The Longest (busiest) Day

The list of things to do was long and it included a fruit cage and a greenhouse (the ‘greenhouse’ was actually one of those plastic tall things from Wilkinsons).

There had been a mixture of sunny days and small bursts of rain during the week and so I was not surprised that the plot needed quite a bit of weeding even after a week. A lot of digging out bindweed and hoeing off the small weeds in between the onions. Good to see all the onion sets have sorted themselves out and are looking onion like, the ones from seed are still looking like tiny bits of grass. The overwintering onions from seed are looking very much like onions. I was pleased to see all of the first two rows of potatoes had come up, I noticed one or two of the second lot of potatoes were following.

I bought a load of tools up the plot. This included a hammer which meant I could straighten the path by the raspberries where the edging had fallen over months ago spilling out wood chip onto the raspberry bed. I hammered in a pre-made wooden stake, straitening up the path and tidy it all up.

Moving onto the broad beans and I was happy to see quite a number of pods growing, some of them ready for picking if you like small baby broad beans. Something of a success after a very cold start to the year which killed off a lot of early flowering plants, they all bounced back (apart from one) and now look like they were ever in trouble.

I planted out some strawberry plants that were potted up from runners at home and have been in (too small) pots for months waiting for something to happen. I filled some gaps with them.

The main part of the day would be the building of the fruit cage. The wood I used was off of someone’s roof what I took out of the skip from a neighbour last year and had been storing it ever since. In the autumn I moved the gooseberry bushes to be next to the currant bushes so that everything would be in the same place. I had hopped to have built it all by now, but never got round to it. Seeing the buds of new fruit appearing on the bushes last week I thought I could leave it no longer.

By the time the battery in my drill ran out (it was on half charge before I started) I had built the basic shape. Due to ease, I made the cage just slightly shorter than I had wanted which means I have a gooseberry bush sitting outside of it, but there is room for it to come inside in the Autumn when I can move it. I re-visited later in the day, armed with a different battery and put on some more finishing touches to make it more rigid. It’s not completely straight or square which is fine and was never the intention (I would had packed my spirit level and square if I had wanted that), just something made out of a waste wood to do a job. I put over some green scaffold netting over bits of it just as a temporary bit of covering.

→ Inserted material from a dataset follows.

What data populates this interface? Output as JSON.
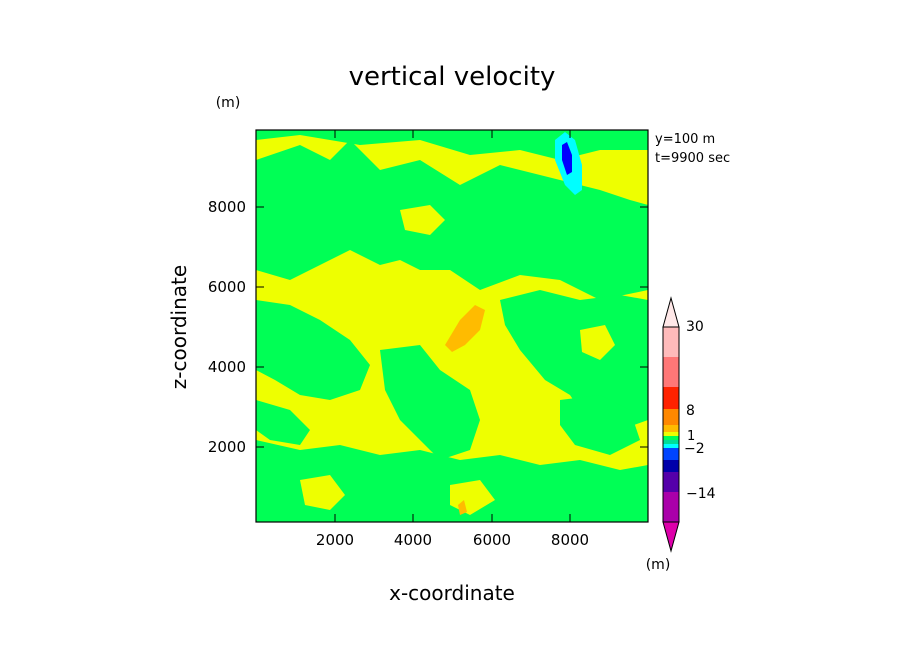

I didn’t get it completed, even on my second visit of the day. I wanted to use some of the time to pick up some bags of manure that get dropped off for 10p a bag and use it to make a bed for squash plants that I will plant out at the end of the month. Such plants have always dried out and died when I’ve attempted it on the plot before, although at home last year we had a good result with butternut squashes. My thinking was at the plot it is constant sun throughout the summer which dries the clay ground out quickly and the squashes die or certainly never thrive enough to do anything. I’ve sown loads of different squash this year and will split them between the garden and the plot. I’m hoping the extra organic matter I have dug in will help it loose it’s clay qualities, I might even shade it a bit (but not too much) for full on day long sun to help things, at the same time as knowing they like a lot of sun. A hard balance know.

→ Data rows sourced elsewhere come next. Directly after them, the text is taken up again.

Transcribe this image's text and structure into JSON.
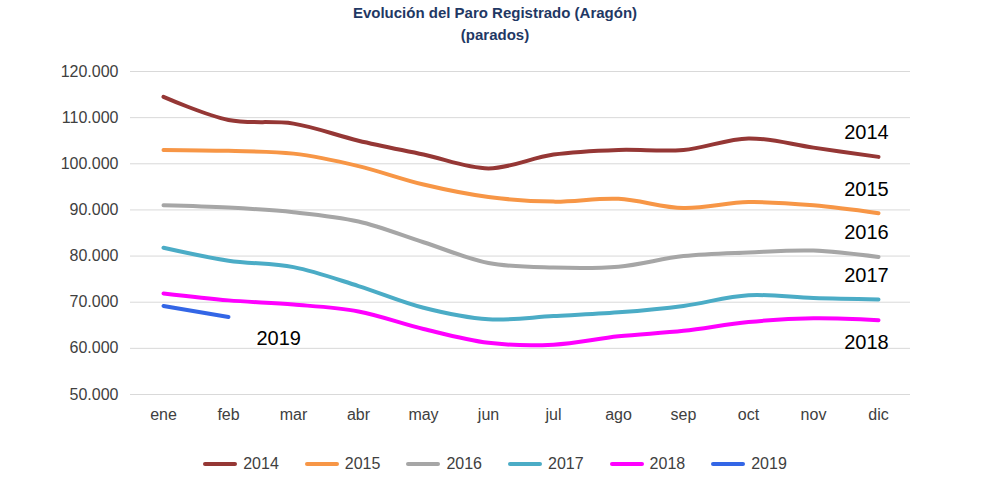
{
  "chart_data": {
    "type": "line",
    "title": "Evolución del Paro Registrado (Aragón)",
    "subtitle": "(parados)",
    "categories": [
      "ene",
      "feb",
      "mar",
      "abr",
      "may",
      "jun",
      "jul",
      "ago",
      "sep",
      "oct",
      "nov",
      "dic"
    ],
    "series": [
      {
        "name": "2014",
        "color": "#953735",
        "values": [
          114500,
          109500,
          108700,
          105000,
          102000,
          99000,
          102000,
          103000,
          103000,
          105500,
          103500,
          101500
        ]
      },
      {
        "name": "2015",
        "color": "#F79646",
        "values": [
          103000,
          102800,
          102200,
          99500,
          95500,
          92800,
          91800,
          92400,
          90400,
          91700,
          91000,
          89300
        ]
      },
      {
        "name": "2016",
        "color": "#A6A6A6",
        "values": [
          91000,
          90500,
          89500,
          87500,
          83000,
          78500,
          77500,
          77700,
          80000,
          80800,
          81200,
          79800
        ]
      },
      {
        "name": "2017",
        "color": "#4BACC6",
        "values": [
          81800,
          79000,
          77600,
          73500,
          68800,
          66300,
          67000,
          67800,
          69200,
          71500,
          70900,
          70600
        ]
      },
      {
        "name": "2018",
        "color": "#FF00FF",
        "values": [
          71900,
          70400,
          69500,
          68000,
          64200,
          61200,
          60800,
          62600,
          63800,
          65700,
          66500,
          66100
        ]
      },
      {
        "name": "2019",
        "color": "#3366E6",
        "values": [
          69200,
          66800,
          null,
          null,
          null,
          null,
          null,
          null,
          null,
          null,
          null,
          null
        ]
      }
    ],
    "ylim": [
      50000,
      120000
    ],
    "yticks": [
      {
        "value": 50000,
        "label": "50.000"
      },
      {
        "value": 60000,
        "label": "60.000"
      },
      {
        "value": 70000,
        "label": "70.000"
      },
      {
        "value": 80000,
        "label": "80.000"
      },
      {
        "value": 90000,
        "label": "90.000"
      },
      {
        "value": 100000,
        "label": "100.000"
      },
      {
        "value": 110000,
        "label": "110.000"
      },
      {
        "value": 120000,
        "label": "120.000"
      }
    ],
    "grid": true,
    "legend": "bottom"
  }
}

Between the two plot visits I worked in the garden putting up the little plastic greenhouse thing we got from Wilkingsons in a a sale for about £2 a couple of years ago. I wasn’t going to use it but I soon found that I was lacking growing space undercover outside which means our window sills are fully of small plants. I felt that once I had potted up the millions of tomato plants I just would not be able to keep those indoors on the window and so the little greenhouse would have to come out. Straight away I popped in the parsnips (yet to germinate) and filled the rest with the said tomatoes. A mixture of tumbling Toms (I’ll keep at home), some black tomatoes, yellow delight, and plum tomatoes that will end up on the plot. The troublesome sprouts seedlings which I seemed to have hardly any germinate so far until this week when millions popped up, were put into seed trays. I also put in the sunflower seedlings.

Other seedlings were put into the ground. Spinach and spring onions join the lettuce that is already in the ground. Nothing has grown much yet, it’s been too cold and so the plants just sit in the ground waiting for the end of the cold snap that will hopefully soon be over. It is May now after all.